According to Andreas Platthaus, the story is a grandiose fusion of content and form. Paul Gravett writes of a "swinging clear line" and thoughtful silence in a "collection of silent images" . At Comic Radio Show one speaks of a special viewing and reading pleasure.

Individual evidence

  1. ^ A b c d e epilogue to The Walking Man , by Andreas Platthaus, Carlsen Verlag, 2009.
  2. a b M.Hüster: Jiro Taniguchi: The walking man. Comic Radio Show, March 20, 2009, accessed May 23, 2009 .

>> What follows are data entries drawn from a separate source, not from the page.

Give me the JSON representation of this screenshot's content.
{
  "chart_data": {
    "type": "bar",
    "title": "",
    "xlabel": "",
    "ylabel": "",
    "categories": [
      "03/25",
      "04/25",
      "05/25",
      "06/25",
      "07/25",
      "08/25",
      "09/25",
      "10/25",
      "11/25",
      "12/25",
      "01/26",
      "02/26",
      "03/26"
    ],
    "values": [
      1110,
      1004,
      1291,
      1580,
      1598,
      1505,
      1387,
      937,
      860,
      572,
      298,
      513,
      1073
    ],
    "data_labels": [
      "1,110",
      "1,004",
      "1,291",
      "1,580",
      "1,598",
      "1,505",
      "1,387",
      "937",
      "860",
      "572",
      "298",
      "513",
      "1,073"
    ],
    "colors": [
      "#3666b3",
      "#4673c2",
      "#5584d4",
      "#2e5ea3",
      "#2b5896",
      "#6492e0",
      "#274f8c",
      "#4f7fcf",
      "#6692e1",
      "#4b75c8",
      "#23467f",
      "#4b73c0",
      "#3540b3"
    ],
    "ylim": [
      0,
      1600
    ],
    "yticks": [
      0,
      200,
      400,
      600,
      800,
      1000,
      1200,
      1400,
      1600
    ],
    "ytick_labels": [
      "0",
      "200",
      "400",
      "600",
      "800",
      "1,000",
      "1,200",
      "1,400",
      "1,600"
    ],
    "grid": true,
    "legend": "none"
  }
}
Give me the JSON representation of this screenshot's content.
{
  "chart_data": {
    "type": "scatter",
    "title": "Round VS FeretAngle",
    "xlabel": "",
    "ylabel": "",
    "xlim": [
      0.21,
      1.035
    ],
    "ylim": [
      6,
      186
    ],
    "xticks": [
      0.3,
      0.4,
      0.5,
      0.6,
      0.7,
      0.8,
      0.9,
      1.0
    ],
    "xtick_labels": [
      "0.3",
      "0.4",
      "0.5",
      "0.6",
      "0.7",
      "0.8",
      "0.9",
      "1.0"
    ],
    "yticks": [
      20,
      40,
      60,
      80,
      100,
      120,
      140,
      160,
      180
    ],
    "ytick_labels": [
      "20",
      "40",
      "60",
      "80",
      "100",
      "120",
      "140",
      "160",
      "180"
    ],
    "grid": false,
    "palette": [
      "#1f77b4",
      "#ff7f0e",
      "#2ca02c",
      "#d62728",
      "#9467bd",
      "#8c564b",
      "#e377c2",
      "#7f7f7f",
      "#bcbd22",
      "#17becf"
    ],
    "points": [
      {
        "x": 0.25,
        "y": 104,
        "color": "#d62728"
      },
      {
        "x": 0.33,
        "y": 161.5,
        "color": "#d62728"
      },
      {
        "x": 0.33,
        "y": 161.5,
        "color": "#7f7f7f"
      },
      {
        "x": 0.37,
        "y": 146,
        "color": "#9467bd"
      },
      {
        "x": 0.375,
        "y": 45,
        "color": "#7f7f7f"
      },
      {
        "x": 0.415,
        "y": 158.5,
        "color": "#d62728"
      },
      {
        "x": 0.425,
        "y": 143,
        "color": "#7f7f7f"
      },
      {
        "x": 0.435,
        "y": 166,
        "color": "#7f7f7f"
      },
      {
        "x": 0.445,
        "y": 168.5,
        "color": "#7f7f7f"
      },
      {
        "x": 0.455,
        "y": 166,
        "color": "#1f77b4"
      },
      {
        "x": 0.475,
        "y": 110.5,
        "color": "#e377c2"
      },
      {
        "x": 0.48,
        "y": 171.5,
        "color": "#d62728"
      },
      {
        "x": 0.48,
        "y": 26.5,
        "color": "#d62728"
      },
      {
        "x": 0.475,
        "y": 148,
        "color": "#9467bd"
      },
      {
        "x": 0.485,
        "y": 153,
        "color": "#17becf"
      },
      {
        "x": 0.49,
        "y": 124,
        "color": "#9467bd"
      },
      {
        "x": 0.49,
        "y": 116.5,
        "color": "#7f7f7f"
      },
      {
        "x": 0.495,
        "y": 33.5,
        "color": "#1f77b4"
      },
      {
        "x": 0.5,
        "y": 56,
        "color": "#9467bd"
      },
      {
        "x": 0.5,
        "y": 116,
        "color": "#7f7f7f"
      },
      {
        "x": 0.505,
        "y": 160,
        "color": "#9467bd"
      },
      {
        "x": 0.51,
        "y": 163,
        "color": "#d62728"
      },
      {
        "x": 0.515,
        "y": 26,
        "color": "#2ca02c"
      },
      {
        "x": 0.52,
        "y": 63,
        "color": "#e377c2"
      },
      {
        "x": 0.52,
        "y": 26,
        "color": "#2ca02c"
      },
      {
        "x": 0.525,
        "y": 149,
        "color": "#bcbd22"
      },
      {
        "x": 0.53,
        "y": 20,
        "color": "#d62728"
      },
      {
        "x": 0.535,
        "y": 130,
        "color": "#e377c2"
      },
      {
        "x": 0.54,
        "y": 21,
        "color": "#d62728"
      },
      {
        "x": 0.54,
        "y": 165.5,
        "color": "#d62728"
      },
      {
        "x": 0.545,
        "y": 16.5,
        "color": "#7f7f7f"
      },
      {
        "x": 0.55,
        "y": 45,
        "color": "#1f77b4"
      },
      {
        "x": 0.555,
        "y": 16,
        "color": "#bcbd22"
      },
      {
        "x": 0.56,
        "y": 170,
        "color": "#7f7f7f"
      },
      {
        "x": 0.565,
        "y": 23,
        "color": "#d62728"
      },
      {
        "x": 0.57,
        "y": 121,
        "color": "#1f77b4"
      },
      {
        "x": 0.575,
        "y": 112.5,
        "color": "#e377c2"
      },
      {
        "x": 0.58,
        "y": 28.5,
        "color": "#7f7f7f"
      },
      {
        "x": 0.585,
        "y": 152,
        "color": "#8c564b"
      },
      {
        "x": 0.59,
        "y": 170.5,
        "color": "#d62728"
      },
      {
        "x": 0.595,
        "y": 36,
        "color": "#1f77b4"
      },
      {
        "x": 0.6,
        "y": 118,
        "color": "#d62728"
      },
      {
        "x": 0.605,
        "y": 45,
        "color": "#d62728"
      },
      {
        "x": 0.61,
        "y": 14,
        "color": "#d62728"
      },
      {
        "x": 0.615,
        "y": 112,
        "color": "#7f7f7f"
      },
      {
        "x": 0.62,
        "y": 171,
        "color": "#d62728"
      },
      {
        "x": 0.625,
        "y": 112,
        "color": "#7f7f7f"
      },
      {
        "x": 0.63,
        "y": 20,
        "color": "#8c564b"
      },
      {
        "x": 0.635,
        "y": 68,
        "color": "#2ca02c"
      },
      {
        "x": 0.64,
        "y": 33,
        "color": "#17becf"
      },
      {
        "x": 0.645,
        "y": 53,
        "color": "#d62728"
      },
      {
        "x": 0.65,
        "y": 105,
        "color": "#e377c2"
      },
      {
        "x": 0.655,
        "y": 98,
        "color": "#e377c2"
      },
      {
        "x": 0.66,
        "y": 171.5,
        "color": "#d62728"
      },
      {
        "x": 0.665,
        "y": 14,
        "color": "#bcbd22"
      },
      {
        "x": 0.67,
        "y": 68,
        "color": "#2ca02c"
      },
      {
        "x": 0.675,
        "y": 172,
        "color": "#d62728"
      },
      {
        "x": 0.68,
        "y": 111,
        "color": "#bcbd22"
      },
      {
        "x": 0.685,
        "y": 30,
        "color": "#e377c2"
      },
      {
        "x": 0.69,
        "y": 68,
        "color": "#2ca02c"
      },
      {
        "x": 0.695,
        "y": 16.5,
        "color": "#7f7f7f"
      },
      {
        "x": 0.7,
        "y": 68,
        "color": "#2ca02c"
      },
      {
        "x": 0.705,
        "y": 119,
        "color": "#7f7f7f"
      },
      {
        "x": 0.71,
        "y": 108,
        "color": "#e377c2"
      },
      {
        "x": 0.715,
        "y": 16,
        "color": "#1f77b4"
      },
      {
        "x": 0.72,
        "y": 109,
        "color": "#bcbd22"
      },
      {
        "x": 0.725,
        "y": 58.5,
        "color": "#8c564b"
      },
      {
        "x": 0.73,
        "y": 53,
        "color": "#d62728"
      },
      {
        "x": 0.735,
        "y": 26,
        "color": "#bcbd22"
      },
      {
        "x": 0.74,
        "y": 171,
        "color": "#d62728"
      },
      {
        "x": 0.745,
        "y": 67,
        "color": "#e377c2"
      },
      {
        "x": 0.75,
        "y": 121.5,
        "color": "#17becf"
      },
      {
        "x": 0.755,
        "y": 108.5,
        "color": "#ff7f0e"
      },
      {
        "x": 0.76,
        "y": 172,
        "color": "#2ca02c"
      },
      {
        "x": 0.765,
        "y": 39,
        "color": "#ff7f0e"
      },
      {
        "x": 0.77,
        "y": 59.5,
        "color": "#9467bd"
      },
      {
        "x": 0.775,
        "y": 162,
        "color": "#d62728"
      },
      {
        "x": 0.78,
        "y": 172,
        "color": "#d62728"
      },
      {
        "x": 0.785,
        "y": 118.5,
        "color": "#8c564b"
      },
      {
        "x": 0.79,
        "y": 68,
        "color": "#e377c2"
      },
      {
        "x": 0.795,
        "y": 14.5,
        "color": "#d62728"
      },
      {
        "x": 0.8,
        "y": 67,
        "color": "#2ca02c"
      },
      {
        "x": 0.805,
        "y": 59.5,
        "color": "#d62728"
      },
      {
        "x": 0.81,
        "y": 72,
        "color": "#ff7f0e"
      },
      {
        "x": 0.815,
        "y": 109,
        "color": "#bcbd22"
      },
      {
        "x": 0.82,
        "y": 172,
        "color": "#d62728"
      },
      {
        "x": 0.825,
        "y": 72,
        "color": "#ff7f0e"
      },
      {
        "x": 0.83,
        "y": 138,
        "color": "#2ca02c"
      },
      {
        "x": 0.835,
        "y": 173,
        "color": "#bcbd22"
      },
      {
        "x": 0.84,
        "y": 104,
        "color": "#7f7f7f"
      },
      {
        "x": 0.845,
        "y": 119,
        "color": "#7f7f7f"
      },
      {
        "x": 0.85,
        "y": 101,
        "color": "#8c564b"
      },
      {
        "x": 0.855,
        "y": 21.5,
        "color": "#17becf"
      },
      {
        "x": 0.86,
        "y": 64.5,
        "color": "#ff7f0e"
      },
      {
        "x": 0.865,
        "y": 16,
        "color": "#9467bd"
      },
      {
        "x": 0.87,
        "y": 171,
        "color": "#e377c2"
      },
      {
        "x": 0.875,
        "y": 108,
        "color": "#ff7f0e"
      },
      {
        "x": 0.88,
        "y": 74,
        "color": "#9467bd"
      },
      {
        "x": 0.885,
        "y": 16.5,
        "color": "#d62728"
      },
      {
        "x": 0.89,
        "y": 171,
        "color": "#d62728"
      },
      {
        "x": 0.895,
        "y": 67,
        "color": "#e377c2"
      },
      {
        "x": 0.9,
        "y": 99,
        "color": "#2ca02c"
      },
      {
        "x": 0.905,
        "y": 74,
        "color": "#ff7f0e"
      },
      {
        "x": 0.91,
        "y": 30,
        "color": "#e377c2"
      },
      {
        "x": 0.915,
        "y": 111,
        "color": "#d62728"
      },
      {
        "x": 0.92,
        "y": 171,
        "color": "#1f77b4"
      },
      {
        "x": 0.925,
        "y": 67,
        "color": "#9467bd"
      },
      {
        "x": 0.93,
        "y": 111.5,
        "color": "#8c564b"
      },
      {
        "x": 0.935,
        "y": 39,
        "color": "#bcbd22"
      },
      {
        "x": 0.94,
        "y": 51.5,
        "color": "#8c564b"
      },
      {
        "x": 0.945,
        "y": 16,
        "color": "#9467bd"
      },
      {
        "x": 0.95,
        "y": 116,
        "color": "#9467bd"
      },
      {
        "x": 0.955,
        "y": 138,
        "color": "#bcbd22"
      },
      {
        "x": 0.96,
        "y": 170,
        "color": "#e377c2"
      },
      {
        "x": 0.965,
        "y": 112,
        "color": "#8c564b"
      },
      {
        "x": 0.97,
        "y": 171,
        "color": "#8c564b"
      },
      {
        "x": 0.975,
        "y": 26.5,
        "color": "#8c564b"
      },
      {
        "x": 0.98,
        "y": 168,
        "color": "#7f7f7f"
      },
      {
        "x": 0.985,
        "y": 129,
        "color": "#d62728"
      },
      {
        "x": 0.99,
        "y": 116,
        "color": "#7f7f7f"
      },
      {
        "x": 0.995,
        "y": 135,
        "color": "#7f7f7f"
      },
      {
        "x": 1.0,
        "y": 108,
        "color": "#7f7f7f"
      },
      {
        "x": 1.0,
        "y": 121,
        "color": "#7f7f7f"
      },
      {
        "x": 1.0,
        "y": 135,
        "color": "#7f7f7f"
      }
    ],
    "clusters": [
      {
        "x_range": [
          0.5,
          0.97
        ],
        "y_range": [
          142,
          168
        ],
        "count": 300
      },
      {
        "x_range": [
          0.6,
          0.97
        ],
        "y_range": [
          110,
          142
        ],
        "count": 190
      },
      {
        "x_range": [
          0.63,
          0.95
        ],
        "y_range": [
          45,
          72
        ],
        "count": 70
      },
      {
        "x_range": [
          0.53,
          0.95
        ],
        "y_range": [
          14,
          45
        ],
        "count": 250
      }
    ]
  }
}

  3. a b Andreas Platthaus : Transfigured Strangers - Jirō Taniguchi and the seductive power of western individualism . In: German Film Institute - DIF / German Film Museum & Museum of Applied Arts (ed.): Ga-netchû! The Manga Anime Syndrome . Henschel Verlag, 2008.
  4. ^ Paul Gravett : Manga - Sixty Years of Japanese Comics , p. 125. Egmont Manga and Anime, 2004.